The cookbook also talks about leftovers and how to use them. Can these tricks and tips be applied in a restaurant setting?

I have to admit, we haven't studied this chapter much yet. For us, it's simply "economically and environmentally". In practice, this means that we try to make the perfect meal even with so-called second-class ingredients. For example, almost nobody wants to buy tripe at Amaso, but in our kitchen we use it to make a beautiful old dish - pajšl. The skins, which simmer for a long time in a creamy mushroom sauce, are also perfect. If you close your eyes, the food must taste delicious. And it doesn't matter if it's tripe, skins, sirloin or truffles.

What's on your menu now, according to Marie?

We cook her way practically all the time. A week ago, it was veal tripe in béchamel, and now we're stocking up on plum jam for the winter. But I have to say that we use about 15% of the cookbook, because there is so much in there that we can't manage it all. We always have a Marie period where we go crazy and try new things. Then we don't look at it again for six months. It's like our bible that's there when we don't know what to do.

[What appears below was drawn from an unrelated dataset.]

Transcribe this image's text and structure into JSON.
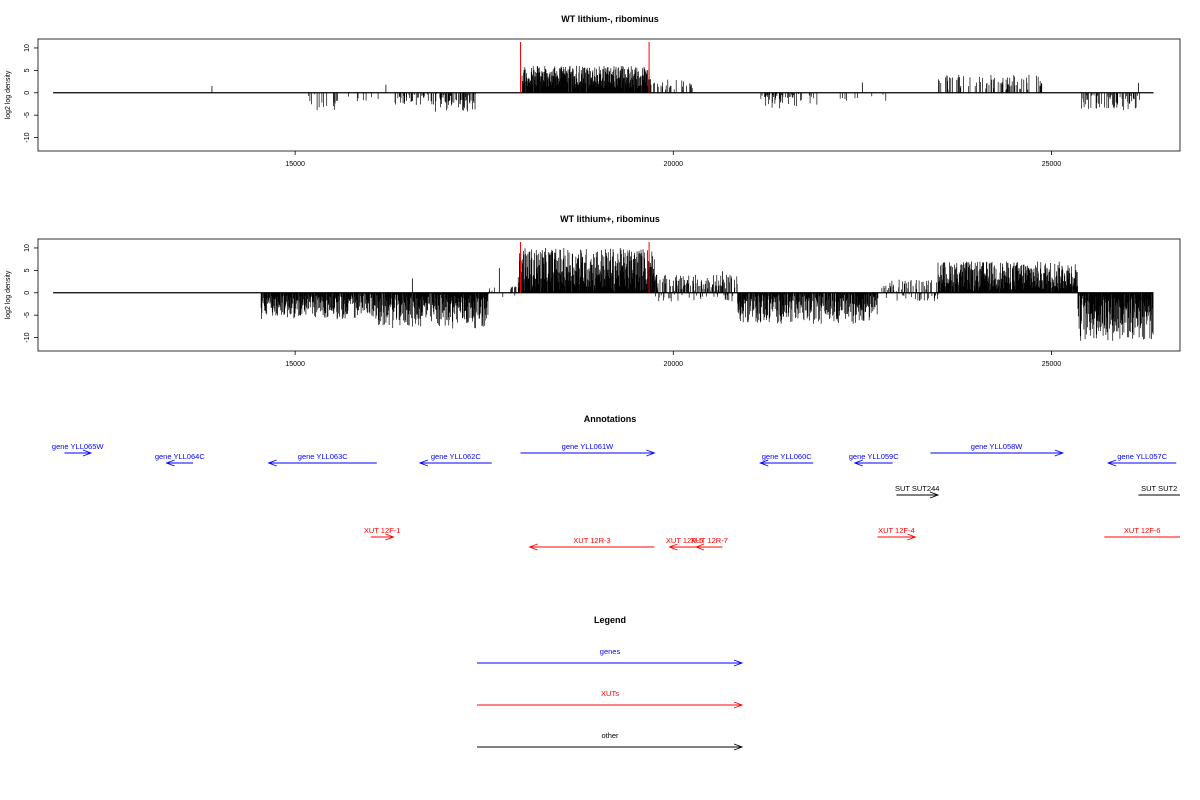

A bible to Czech housewives in 1894. Marie B. Svobodová summarised in it, at her own expense, the entire basis of the art of cooking - from nutrition through commodities, technology and procedures to dining, menu preparation and specific recipes. The informative part has almost 400 pages, the practical part ends with page 929. The book speaks in a language full of bourgeois flavours and references to French and Central European gastronomy - and that's what La Degustation Bohême Bourgeoise has opted for.